That mood of deep dissatisfaction with his life which had been growing upon Alistair Stuart of late was strongly with him as he left the Underground Railway-station at Westminster, and walked across the bridge on his way to see Des Louvres.

The night was misty, but not dark, the lamps were lit, and the Palace showed up grey and spectral beside the water, while farther on there stretched a dim line of river-shore unillumined by any spark of light, as though night and slumber had overcome and blotted out that quarter of the city, while the other parts were still awake with feverish life.

As Alistair reached the southern foot of the bridge all the lights and sounds of Lambeth burst upon him with an effect of squalid but stirring energy.
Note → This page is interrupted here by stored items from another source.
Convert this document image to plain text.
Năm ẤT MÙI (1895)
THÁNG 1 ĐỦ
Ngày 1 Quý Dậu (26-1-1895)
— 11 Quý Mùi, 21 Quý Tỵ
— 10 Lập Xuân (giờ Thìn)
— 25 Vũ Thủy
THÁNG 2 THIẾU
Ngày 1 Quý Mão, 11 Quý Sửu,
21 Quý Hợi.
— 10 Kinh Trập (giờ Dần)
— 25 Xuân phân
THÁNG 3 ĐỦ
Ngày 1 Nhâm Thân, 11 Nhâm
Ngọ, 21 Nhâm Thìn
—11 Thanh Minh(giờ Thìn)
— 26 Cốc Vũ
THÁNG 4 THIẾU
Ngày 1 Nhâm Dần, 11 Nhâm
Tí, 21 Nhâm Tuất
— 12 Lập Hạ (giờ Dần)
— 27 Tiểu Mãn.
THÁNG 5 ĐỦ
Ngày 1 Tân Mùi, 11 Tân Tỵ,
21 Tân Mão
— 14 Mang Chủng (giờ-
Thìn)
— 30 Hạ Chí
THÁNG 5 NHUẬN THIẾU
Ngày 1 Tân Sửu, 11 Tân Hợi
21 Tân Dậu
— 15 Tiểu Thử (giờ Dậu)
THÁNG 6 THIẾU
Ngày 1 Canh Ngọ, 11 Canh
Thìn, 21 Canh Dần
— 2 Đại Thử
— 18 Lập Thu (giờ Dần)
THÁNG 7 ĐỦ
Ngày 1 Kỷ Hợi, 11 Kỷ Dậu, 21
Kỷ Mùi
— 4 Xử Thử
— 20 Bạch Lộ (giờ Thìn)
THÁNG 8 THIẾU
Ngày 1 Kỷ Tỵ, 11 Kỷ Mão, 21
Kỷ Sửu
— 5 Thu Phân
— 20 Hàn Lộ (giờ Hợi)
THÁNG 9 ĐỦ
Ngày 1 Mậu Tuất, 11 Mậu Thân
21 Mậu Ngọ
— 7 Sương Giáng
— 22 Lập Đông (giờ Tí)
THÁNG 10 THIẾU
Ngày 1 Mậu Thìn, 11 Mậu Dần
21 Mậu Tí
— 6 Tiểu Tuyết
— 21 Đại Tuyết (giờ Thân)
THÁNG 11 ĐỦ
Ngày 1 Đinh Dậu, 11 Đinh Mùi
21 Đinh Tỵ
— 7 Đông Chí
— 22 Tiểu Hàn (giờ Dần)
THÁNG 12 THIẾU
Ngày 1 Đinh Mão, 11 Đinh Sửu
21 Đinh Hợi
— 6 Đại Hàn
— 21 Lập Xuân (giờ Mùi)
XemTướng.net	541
He plunged into the bustling thoroughfare, with its noisy street-stalls, its jostling tramcars, and its hurrying passengers, as a bather plunges into the sea, and took his way along the road which branches southwards in the direction of Kennington. The sense of bankruptcy and failure no longer affected him disagreeably as it still did in the region he had just quitted. Here his poverty seemed to bring him into touch with the life about him, and he looked at everything with pleased, expectant eyes, like a traveller wandering through the picturesque slums of some romantic town of Spain or Italy in which he thinks of settling for a time.

He drew a deep breath of anticipation, like a man about to be released from prison, as he reflected that the poverty which he had been afraid of might become a glorious incognito, under which his nature would have freer play than it had ever had in the world which had held him hitherto. The thought of this new, strange freedom caused his blood to tingle. Strange, formless instincts and yearnings began to stir within him. He glanced curiously to right and left as he walked along, down dark, narrow turnings with narrower courts and alleys leading out of them, and the impulse grew upon him to throw off the ways and hampering conventions of his class, and mingle in the mysterious, half-naked life of this underground world of which he seemed to catch glimpses all around him.

“There are adventures to be met with here!” he whispered to himself. “There are men who commit crimes!”

All the old lawless blood of a hundred generations of highland manslayers and freebooters surged up into his brain, and he fidgeted in his civilized bonds as a boy on a hot summer’s day fidgets in his clothes before the splash and sparkle of the sea.

For a moment he stopped in front of a house which was to let, but a glance at his watch caused him to move on at a quickened pace. He was amused with the idea that the watch, which he had bought in Paris, would pay for a year’s rent of the house.

By this time the character of the thoroughfare had begun to change. He was passing by terraces of lodging-houses standing back behind long narrow strips that had once been gardens. In some of them the sickly grass still struggled for existence, in others it had frankly given up the ghost and been replaced by gravel. Decayed notice-boards behind the railings announced the various ways in which the tenants of these houses struggled for a livelihood; one aspired to be a coal-merchant, one deemed himself a dentist, others would have liked to give lessons in shorthand or book-keeping; none of them, it was to be feared, got much beyond the stage of expectation.

Presently Stuart came to a street in which the houses seemed to be of a better class; it was a street which still preserved some features from the time when this neighbourhood had ranked as a residential suburb for the prosperous middle class, on a level with Dulwich or Finchley of to-day. The name painted on the side-wall was Chestnut-Tree Walk, and the first house in the street was detached, and surrounded by a high wall, over which a few straggling shoots of dirty ivy hung their heads, while at the side of the house rose up one or two trees which, if the thick black crust upon their limbs and stunted foliage could have been washed off, might have proved even to be chestnuts.